When we do the assessment, how long the cash position, how long we have the money will, of course, depend on we have made a number of assumptions, how many patient we need in, how many cohorts, how long the patient treated in the both in the phase Ib of cohorts and an expansion phase and so on. We are certain we will have money according to current plan at the end of 2023, which is very positive for us. At least 12 months from this date.
Yeah. Sounds good. Thank you so much for taking my questions.
Thank you, Klas.
Any more questions, operator?
Just to remind everyone, if you do wish to ask a question, please press zero one on your telephone keypad. There are no further questions at this time. Please go ahead, speakers.
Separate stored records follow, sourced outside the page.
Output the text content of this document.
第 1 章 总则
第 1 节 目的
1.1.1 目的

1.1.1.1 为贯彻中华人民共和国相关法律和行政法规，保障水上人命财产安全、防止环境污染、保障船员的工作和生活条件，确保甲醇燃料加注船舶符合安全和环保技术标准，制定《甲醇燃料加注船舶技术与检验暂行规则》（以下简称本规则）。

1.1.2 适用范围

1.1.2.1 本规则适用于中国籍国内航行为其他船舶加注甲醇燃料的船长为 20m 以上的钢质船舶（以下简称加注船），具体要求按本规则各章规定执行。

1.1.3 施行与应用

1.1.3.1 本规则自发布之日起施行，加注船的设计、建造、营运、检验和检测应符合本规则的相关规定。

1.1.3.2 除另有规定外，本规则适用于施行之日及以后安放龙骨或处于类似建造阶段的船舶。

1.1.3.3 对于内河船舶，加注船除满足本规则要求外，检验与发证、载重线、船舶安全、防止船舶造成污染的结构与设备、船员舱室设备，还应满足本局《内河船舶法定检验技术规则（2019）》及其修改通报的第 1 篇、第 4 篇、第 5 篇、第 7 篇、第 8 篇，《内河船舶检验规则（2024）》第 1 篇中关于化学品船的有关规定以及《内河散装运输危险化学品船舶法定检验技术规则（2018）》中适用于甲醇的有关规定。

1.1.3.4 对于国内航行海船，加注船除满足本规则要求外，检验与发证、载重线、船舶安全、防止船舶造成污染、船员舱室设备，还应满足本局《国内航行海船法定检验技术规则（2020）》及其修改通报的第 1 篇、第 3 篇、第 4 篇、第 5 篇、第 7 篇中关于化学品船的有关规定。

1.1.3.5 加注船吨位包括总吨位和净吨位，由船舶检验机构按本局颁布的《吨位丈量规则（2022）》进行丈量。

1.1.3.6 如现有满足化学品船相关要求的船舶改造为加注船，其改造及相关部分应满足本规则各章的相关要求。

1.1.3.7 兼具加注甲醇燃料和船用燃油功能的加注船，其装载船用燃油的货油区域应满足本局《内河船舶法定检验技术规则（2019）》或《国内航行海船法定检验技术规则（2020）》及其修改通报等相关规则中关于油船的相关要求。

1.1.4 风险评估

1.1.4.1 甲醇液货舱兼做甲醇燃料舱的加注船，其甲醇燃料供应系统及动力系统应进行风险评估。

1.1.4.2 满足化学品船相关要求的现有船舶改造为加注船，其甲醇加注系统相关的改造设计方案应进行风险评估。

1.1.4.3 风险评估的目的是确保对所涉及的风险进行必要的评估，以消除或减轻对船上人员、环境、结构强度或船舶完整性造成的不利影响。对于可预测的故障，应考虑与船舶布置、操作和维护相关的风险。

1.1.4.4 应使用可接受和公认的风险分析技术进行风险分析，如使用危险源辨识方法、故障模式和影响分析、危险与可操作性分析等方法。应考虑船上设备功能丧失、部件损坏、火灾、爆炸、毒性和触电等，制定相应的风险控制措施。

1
Thank you. Please move to slide 21, and then we can conclude the call by just calling out that in terms of upcoming activities we mentioned previously today, we do look forward to presenting additional combo data, the non-clinical combination data at the SITC conference in Boston next week. Upcoming investor conferences. We're presenting at the Redeye Life Science day on November 24, Erik Penser Healthcare Day, December 1, and then also Redeye's Fight Cancer Day in 2023 in the near-term perspective, or before next quarterly report. With that, thank you all for dialing in and listening to our presentation. Thank you all for your questions and have a good rest of the day.
This now concludes our conference call. Thank you all for attending. Participants, you may disconnect your lines.